Answer:
A.) 156.5 mts. B) directly over target.
Step-by-step explanation:
A.) Once dropped, the object is under the only influence of gravity, which acts always downward.
So, in the horizontal direction, as no external force is acting, it must continue moving at the same speed that it had when it was dropped, which it was the same as the plane.
So, we can write two kinematic equations, one for the horizontal movement and the other for the vertical one, as follows:
1) Horizontal:
Δx = vx*t
2) Vertical:
h = 1/2 gt² (as the vertical initial speed is 0, due to the weight is dropped)
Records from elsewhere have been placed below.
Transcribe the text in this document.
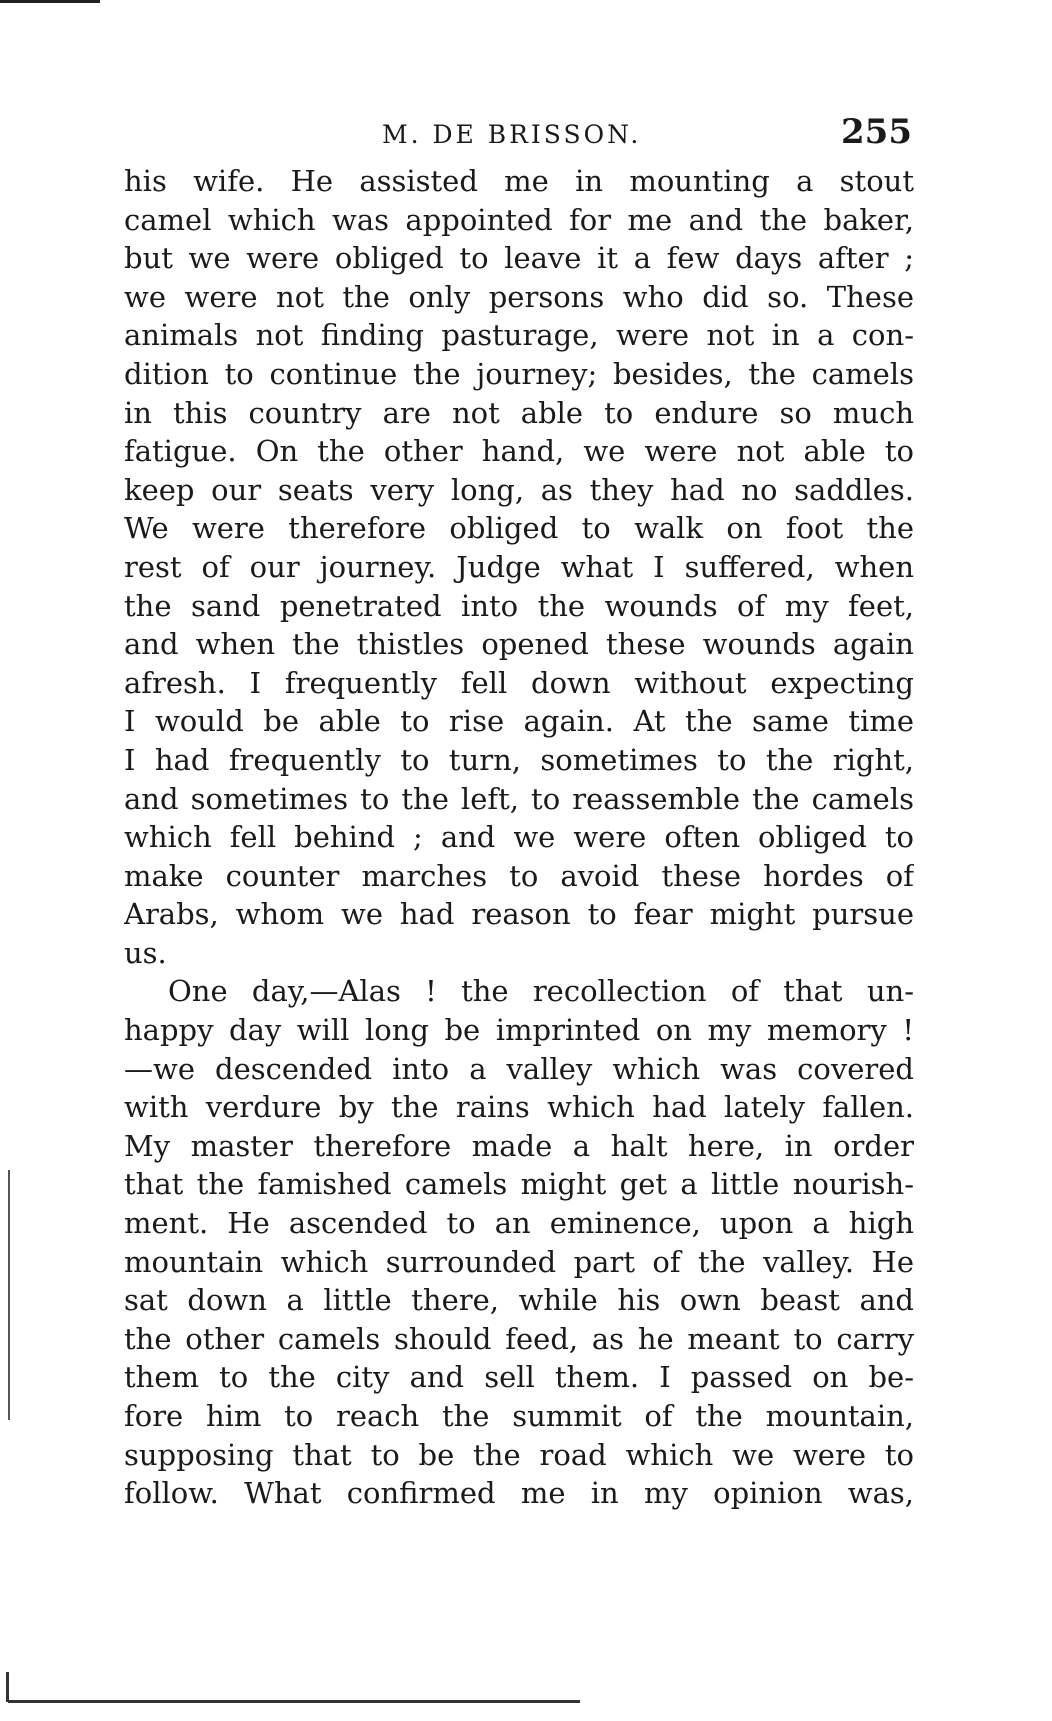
M. DE BRISSON.	255
his wife. He assisted me in mounting a stout
camel which was appointed for me and the baker,
but we were obliged to leave it a few days after ;
we were not the only persons who did so. These
animals not finding pasturage, were not in a con-
dition to continue the journey; besides, the camels
in this country are not able to endure so much
fatigue. On the other hand, we were not able to
keep our seats very long, as they had no saddles.
We were therefore obliged to walk on foot the
rest of our journey. Judge what I suffered, when
the sand penetrated into the wounds of my feet,
and when the thistles opened these wounds again
afresh. I frequently fell down without expecting
I would be able to rise again. At the same time
I had frequently to turn, sometimes to the right,
and sometimes to the left, to reassemble the camels
which fell behind ; and we were often obliged to
make counter marches to avoid these hordes of
Arabs, whom we had reason to fear might pursue
us.
One day,—Alas ! the recollection of that un-
happy day will long be imprinted on my memory !
—we descended into a valley which was covered
with verdure by the rains which had lately fallen.
My master therefore made a halt here, in order
that the famished camels might get a little nourish-
ment. He ascended to an eminence, upon a high
mountain which surrounded part of the valley. He
sat down a little there, while his own beast and
the other camels should feed, as he meant to carry
them to the city and sell them. I passed on be-
fore him to reach the summit of the mountain,
supposing that to be the road which we were to
follow. What confirmed me in my opinion was,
We can solve for time this equation, as follows:
t² = 2*h/g ⇒t=√(2*h/g) = √2*75m/9.8 m/s² = 3.9 sec
As the time, obviously is the same for both directions, we can replace this value in the equation for the horizontal distance, as follows:
Δx = vx*t = 40 m/s*3.9 sec = 156.5 m
B) Assuming no change in speed in the instant that the weight was dropped, the plane continued moving at the same speed that it had, which is the same that the weight had in the horizontal direction, so the plane is always directly above the weight along all the trajectory, including the instant in which the weight hits the ground.
So, at that instant, the plane is flying directly over the target.